The vaccine is targets cancers sharing the same distinct carbohydrate signature, study information in the Proceedings of the National Academy of Sciences indicates. Sugars on the surface of proteins are distinctly changed upon becoming cancerous. But, although they are then different from healthy cells, the immune system typically does not recognize them as foreign, because they originate within the body.
"This is the first time that a vaccine has been developed that trains the immune system to distinguish and kill cancer cells based on their different sugar structures on proteins such as MUC1," Sandra Gendler, Grohne Professor of Therapeutics for Cancer Research at the Mayo Clinic and co-senior author on the study, said. "We are especially excited about the fact that MUC1 was recently recognized by the National Cancer Institute as one of the three most important tumor proteins for vaccine development."
Gendler developed unique mice for the study. Mice, like humans, develop tumors that overexpress a protein known as MUC1 on the surface of their cells. The tumor-associated MUC1 protein is adorned with a distinctive, shorter set of carbohydrates that set it apart from healthy cells. MUC1 is found on more than 70 percent of all cancers that kill, Gendler said. Many cancers, in fact, express MUC1 with the shorter carbohydrate in more than 90 percent of cases, including breast, pancreatic, ovarian and multiple myeloma.

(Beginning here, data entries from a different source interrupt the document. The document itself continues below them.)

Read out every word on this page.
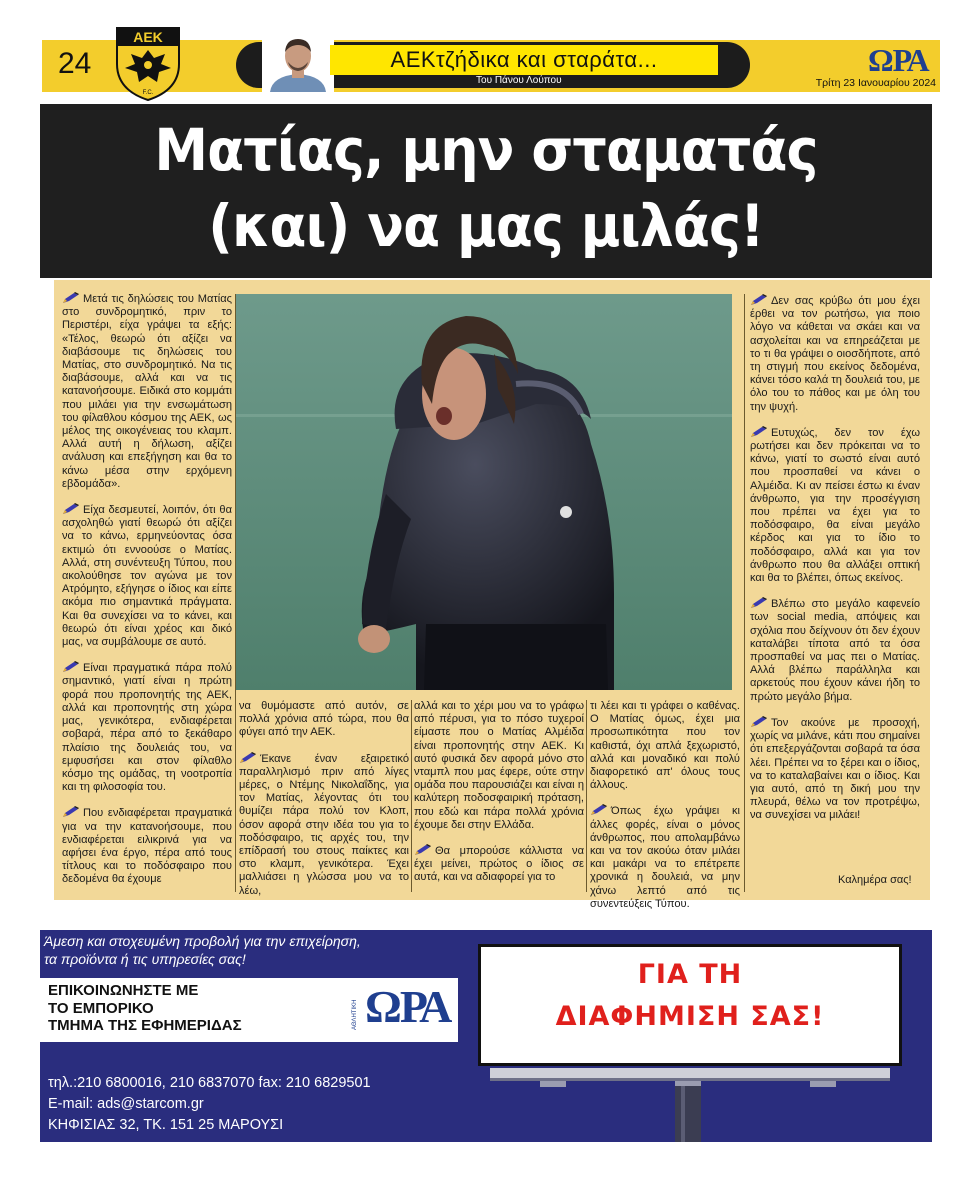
24
ΑΕΚ
F.C.
ΑΕΚτζήδικα και σταράτα...
Του Πάνου Λούπου
ΩΡΑ
Τρίτη 23 Ιανουαρίου 2024
Ματίας, μην σταματάς
(και) να μας μιλάς!

Μετά τις δηλώσεις του Ματίας στο συνδρομητικό, πριν το Περιστέρι, είχα γράψει τα εξής: «Τέλος, θεωρώ ότι αξίζει να διαβάσουμε τις δηλώσεις του Ματίας, στο συνδρομητικό. Να τις διαβάσουμε, αλλά και να τις κατανοήσουμε. Ειδικά στο κομμάτι που μιλάει για την ενσωμάτωση του φίλαθλου κόσμου της ΑΕΚ, ως μέλος της οικογένειας του κλαμπ. Αλλά αυτή η δήλωση, αξίζει ανάλυση και επεξήγηση και θα το κάνω μέσα στην ερχόμενη εβδομάδα».

Είχα δεσμευτεί, λοιπόν, ότι θα ασχοληθώ γιατί θεωρώ ότι αξίζει να το κάνω, ερμηνεύοντας όσα εκτιμώ ότι εννοούσε ο Ματίας. Αλλά, στη συνέντευξη Τύπου, που ακολούθησε τον αγώνα με τον Ατρόμητο, εξήγησε ο ίδιος και είπε ακόμα πιο σημαντικά πράγματα. Και θα συνεχίσει να το κάνει, και θεωρώ ότι είναι χρέος και δικό μας, να συμβάλουμε σε αυτό.

Είναι πραγματικά πάρα πολύ σημαντικό, γιατί είναι η πρώτη φορά που προπονητής της ΑΕΚ, αλλά και προπονητής στη χώρα μας, γενικότερα, ενδιαφέρεται σοβαρά, πέρα από το ξεκάθαρο πλαίσιο της δουλειάς του, να εμφυσήσει και στον φίλαθλο κόσμο της ομάδας, τη νοοτροπία και τη φιλοσοφία του.

Που ενδιαφέρεται πραγματικά για να την κατανοήσουμε, που ενδιαφέρεται ειλικρινά για να αφήσει ένα έργο, πέρα από τους τίτλους και το ποδόσφαιρο που δεδομένα θα έχουμε

να θυμόμαστε από αυτόν, σε πολλά χρόνια από τώρα, που θα φύγει από την ΑΕΚ.

Έκανε έναν εξαιρετικό παραλληλισμό πριν από λίγες μέρες, ο Ντέμης Νικολαΐδης, για τον Ματίας, λέγοντας ότι του θυμίζει πάρα πολύ τον Κλοπ, όσον αφορά στην ιδέα του για το ποδόσφαιρο, τις αρχές του, την επίδρασή του στους παίκτες και στο κλαμπ, γενικότερα. Έχει μαλλιάσει η γλώσσα μου να το λέω,

αλλά και το χέρι μου να το γράφω από πέρυσι, για το πόσο τυχεροί είμαστε που ο Ματίας Αλμέιδα είναι προπονητής στην ΑΕΚ. Κι αυτό φυσικά δεν αφορά μόνο στο νταμπλ που μας έφερε, ούτε στην ομάδα που παρουσιάζει και είναι η καλύτερη ποδοσφαιρική πρόταση, που εδώ και πάρα πολλά χρόνια έχουμε δει στην Ελλάδα.

Θα μπορούσε κάλλιστα να έχει μείνει, πρώτος ο ίδιος σε αυτά, και να αδιαφορεί για το

τι λέει και τι γράφει ο καθένας. Ο Ματίας όμως, έχει μια προσωπικότητα που τον καθιστά, όχι απλά ξεχωριστό, αλλά και μοναδικό και πολύ διαφορετικό απ' όλους τους άλλους.

Όπως έχω γράψει κι άλλες φορές, είναι ο μόνος άνθρωπος, που απολαμβάνω και να τον ακούω όταν μιλάει και μακάρι να το επέτρεπε χρονικά η δουλειά, να μην χάνω λεπτό από τις συνεντεύξεις Τύπου.

Δεν σας κρύβω ότι μου έχει έρθει να τον ρωτήσω, για ποιο λόγο να κάθεται να σκάει και να ασχολείται και να επηρεάζεται με το τι θα γράψει ο οιοσδήποτε, από τη στιγμή που εκείνος δεδομένα, κάνει τόσο καλά τη δουλειά του, με όλο του το πάθος και με όλη του την ψυχή.

Ευτυχώς, δεν τον έχω ρωτήσει και δεν πρόκειται να το κάνω, γιατί το σωστό είναι αυτό που προσπαθεί να κάνει ο Αλμέιδα. Κι αν πείσει έστω κι έναν άνθρωπο, για την προσέγγιση που πρέπει να έχει για το ποδόσφαιρο, θα είναι μεγάλο κέρδος και για το ίδιο το ποδόσφαιρο, αλλά και για τον άνθρωπο που θα αλλάξει οπτική και θα το βλέπει, όπως εκείνος.

Βλέπω στο μεγάλο καφενείο των social media, απόψεις και σχόλια που δείχνουν ότι δεν έχουν καταλάβει τίποτα από τα όσα προσπαθεί να μας πει ο Ματίας. Αλλά βλέπω παράλληλα και αρκετούς που έχουν κάνει ήδη το πρώτο μεγάλο βήμα.

Τον ακούνε με προσοχή, χωρίς να μιλάνε, κάτι που σημαίνει ότι επεξεργάζονται σοβαρά τα όσα λέει. Πρέπει να το ξέρει και ο ίδιος, να το καταλαβαίνει και ο ίδιος. Και για αυτό, από τη δική μου την πλευρά, θέλω να τον προτρέψω, να συνεχίσει να μιλάει!

Καλημέρα σας!
Άμεση και στοχευμένη προβολή για την επιχείρηση,
τα προϊόντα ή τις υπηρεσίες σας!
ΕΠΙΚΟΙΝΩΝΗΣΤΕ ΜΕ
ΤΟ ΕΜΠΟΡΙΚΟ
ΤΜΗΜΑ ΤΗΣ ΕΦΗΜΕΡΙΔΑΣ	ΑΘΛΗΤΙΚΗ ΩΡΑ
τηλ.:210 6800016, 210 6837070 fax: 210 6829501
E-mail: ads@starcom.gr
ΚΗΦΙΣΙΑΣ 32, ΤΚ. 151 25 ΜΑΡΟΥΣΙ
ΓΙΑ ΤΗ
ΔΙΑΦΗΜΙΣΗ ΣΑΣ!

Boons noted that MUC1 also is overexpressed in 90 percent of the subset of patients who are not responsive to hormonal therapy, such as Tamoxifen or aromatase inhibitors, or the drug Herceptin. These so-called "triple-negative" tumors are extremely aggressive and difficult to treat, Boons said, and a new treatment option is urgently needed.
"In the U.S. alone, there are 35,000 patients diagnosed every year whose tumors are triple-negative," Boons said. "So we might have a therapy for a large group of patients for which there is currently no drug therapy aside from chemotherapy."
Boons, Gendler and their colleagues are currently testing the vaccine's effectiveness against human cancer cells in culture and are planning to assess its toxicity. If all goes well, they anticipate that phase I clinical trials to test the safety of the vaccine could begin by late 2013.